4D: A meeting may be needed if one or more of the four interactions are called for:

Debate: There is significant disagreeement and one needs to debate alternatives.

Decide: A decision has to be finalized.

Discuss: A discussion of different perspectives is called for.

Develop: Feedback or other conversation to develop a person or an idea.

COE: Meetings may also be necessary in the following situations:

Complexity: When there is a great deal of ambiguity.

One-Way: The decision cannot easily be reversed or rescinded.

Emotion: The discussion or decision is likely to be emotional.

6. AI is likely to bring new levels of dysfunction.

Here are examples of absolute batty BS that is leaking into meetings:

Lots of “note taking” apps but few people: We have all attended meetings where note takers outnumber people. In addition to being disrespectful to the people who show up does the preponderance of notetakers imply that the entire meeting could have been a document?
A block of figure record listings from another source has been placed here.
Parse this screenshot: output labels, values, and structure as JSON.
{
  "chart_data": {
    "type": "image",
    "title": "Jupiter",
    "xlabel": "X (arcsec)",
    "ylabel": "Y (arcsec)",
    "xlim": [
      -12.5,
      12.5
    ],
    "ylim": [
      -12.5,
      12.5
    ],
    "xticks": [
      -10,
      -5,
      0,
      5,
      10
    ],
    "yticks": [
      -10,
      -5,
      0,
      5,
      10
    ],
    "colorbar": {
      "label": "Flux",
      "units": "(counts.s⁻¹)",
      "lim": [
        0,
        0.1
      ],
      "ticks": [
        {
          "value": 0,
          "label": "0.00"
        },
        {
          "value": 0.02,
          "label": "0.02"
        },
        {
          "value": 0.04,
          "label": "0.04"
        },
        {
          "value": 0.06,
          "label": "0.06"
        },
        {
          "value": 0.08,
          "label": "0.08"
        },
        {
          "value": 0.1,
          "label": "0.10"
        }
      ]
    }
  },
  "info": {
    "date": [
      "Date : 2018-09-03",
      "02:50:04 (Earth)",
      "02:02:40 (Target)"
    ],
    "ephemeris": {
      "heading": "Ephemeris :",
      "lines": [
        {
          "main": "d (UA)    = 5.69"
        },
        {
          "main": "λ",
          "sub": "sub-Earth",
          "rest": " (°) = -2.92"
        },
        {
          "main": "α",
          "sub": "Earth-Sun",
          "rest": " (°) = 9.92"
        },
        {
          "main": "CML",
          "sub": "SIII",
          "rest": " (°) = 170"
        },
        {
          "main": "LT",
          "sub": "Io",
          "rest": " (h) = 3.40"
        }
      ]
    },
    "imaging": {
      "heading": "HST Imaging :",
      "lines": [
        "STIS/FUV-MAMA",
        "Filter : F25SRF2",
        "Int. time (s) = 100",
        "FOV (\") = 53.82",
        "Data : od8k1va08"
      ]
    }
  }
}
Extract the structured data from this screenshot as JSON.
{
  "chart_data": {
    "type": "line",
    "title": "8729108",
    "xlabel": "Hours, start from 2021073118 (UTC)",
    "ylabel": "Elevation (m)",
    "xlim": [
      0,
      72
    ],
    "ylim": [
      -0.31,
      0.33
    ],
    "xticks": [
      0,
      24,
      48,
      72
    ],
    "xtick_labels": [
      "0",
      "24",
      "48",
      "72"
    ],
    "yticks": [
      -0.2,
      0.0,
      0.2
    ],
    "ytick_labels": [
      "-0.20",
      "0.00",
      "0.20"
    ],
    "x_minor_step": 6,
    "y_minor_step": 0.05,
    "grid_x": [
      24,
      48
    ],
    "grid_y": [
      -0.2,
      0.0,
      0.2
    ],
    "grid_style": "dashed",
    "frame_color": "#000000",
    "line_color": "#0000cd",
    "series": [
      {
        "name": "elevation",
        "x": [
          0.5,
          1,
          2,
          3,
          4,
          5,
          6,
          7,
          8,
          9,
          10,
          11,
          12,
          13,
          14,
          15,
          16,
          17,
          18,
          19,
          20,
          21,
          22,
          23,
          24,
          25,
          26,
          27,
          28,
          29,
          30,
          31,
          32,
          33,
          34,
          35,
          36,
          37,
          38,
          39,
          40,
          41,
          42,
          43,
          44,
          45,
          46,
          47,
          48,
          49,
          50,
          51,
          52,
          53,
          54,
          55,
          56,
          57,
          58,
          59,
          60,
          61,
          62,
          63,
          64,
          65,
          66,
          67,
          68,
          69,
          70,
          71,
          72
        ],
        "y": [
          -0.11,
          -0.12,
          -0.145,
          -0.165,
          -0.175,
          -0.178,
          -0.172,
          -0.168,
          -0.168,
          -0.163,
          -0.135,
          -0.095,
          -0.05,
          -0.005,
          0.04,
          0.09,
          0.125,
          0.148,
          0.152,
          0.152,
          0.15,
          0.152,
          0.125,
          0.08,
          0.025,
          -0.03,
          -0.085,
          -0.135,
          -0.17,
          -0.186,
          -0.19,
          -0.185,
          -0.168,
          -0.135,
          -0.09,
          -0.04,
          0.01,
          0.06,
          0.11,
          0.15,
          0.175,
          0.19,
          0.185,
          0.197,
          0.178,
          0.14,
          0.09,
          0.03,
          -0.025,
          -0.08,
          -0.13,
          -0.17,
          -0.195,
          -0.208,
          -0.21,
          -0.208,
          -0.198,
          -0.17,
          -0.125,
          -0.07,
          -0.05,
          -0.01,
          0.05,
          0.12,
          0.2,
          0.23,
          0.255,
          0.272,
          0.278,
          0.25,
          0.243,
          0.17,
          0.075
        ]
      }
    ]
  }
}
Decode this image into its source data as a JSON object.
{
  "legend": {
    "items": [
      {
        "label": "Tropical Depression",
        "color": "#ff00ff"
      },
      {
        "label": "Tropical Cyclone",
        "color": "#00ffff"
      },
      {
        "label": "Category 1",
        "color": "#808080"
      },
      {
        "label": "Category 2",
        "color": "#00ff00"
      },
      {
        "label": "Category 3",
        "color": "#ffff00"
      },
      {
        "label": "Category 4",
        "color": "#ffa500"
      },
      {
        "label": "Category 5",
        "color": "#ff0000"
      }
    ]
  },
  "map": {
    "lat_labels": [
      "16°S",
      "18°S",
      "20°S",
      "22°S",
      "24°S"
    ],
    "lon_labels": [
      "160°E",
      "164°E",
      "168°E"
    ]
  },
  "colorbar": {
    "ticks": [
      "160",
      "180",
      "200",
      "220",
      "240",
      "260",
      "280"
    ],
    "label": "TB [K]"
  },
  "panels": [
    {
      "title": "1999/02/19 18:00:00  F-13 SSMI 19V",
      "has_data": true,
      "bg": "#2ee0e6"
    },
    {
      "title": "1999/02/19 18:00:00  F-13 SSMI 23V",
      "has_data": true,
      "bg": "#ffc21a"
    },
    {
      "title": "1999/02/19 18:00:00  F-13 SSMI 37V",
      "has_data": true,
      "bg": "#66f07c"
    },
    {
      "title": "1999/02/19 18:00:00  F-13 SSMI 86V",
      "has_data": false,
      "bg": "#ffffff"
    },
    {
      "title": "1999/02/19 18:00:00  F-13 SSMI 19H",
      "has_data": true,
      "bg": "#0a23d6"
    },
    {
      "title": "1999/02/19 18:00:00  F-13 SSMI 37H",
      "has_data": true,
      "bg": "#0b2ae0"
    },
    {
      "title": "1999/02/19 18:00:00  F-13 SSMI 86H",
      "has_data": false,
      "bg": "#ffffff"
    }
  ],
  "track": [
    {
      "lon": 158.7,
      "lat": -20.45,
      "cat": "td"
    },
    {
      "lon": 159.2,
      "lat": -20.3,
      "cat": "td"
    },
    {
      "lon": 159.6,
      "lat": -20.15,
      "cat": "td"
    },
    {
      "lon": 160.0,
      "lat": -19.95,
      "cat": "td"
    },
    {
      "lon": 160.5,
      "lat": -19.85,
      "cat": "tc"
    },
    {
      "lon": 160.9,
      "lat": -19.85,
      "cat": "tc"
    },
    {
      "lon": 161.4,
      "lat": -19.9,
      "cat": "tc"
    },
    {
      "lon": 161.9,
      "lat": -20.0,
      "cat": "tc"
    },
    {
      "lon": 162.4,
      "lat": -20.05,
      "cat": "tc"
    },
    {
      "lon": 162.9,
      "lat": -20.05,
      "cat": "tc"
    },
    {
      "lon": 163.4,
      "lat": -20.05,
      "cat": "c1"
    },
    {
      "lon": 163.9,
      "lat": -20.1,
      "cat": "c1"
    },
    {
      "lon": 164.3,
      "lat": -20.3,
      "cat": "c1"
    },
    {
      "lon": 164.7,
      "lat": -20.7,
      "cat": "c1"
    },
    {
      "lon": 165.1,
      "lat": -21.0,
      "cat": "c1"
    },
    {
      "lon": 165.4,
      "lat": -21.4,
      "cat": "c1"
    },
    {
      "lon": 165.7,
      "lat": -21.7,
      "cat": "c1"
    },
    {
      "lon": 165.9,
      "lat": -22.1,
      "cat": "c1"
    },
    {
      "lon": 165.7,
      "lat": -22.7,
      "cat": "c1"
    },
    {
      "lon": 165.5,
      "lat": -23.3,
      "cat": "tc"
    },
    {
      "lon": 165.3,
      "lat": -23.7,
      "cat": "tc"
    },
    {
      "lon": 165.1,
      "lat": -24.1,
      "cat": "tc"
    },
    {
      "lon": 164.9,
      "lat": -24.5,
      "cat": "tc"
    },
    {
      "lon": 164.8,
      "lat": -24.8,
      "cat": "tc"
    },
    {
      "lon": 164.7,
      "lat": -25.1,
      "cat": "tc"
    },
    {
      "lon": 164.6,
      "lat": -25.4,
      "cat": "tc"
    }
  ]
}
Avatars instead of Humans: Even some CEO’s are sending their AI digital twins to answer questions. Imagine if the code hallucinates. We now have a “corrupt” CEO!

Flashy decks filled with foolish drivel: Now that AI can create awesome looking decks it is harder and harder to ascertain fact from fiction, or well thought out work from machine processed points.

Rebecca shares ways to overcome this AI tsunami and more.

Listen to the entire conversation to make your meetings suck less .

Available on all podcast platforms.

Spotify below:

One Single Thing.

Last month one of the greatest Indian photographers, Raghu Rai, died.

This is the beginning of his obituary from The Economist which contains many of his photos:

“It was hard to walk down a street with Raghu Rai. One friend estimated that, in a ten-minute trot to tea, he had stopped at least 100 times. He had seen what others did not see. A shadow on a wall that dramatized a woman passing, and the way her sari fell. Three sleeping dogs composing the centre of a terrace. Two commuters at a railway station standing stock still, reading their newspapers, while the crowd surged past them. Two old men walking in opposite directions, one a well-suited businessman, the other a bent, ragged beggar. This was seeing that did not miss an inch of space; seeing, or darshan, that recognized the connection between all things. Through his camera he met his god.”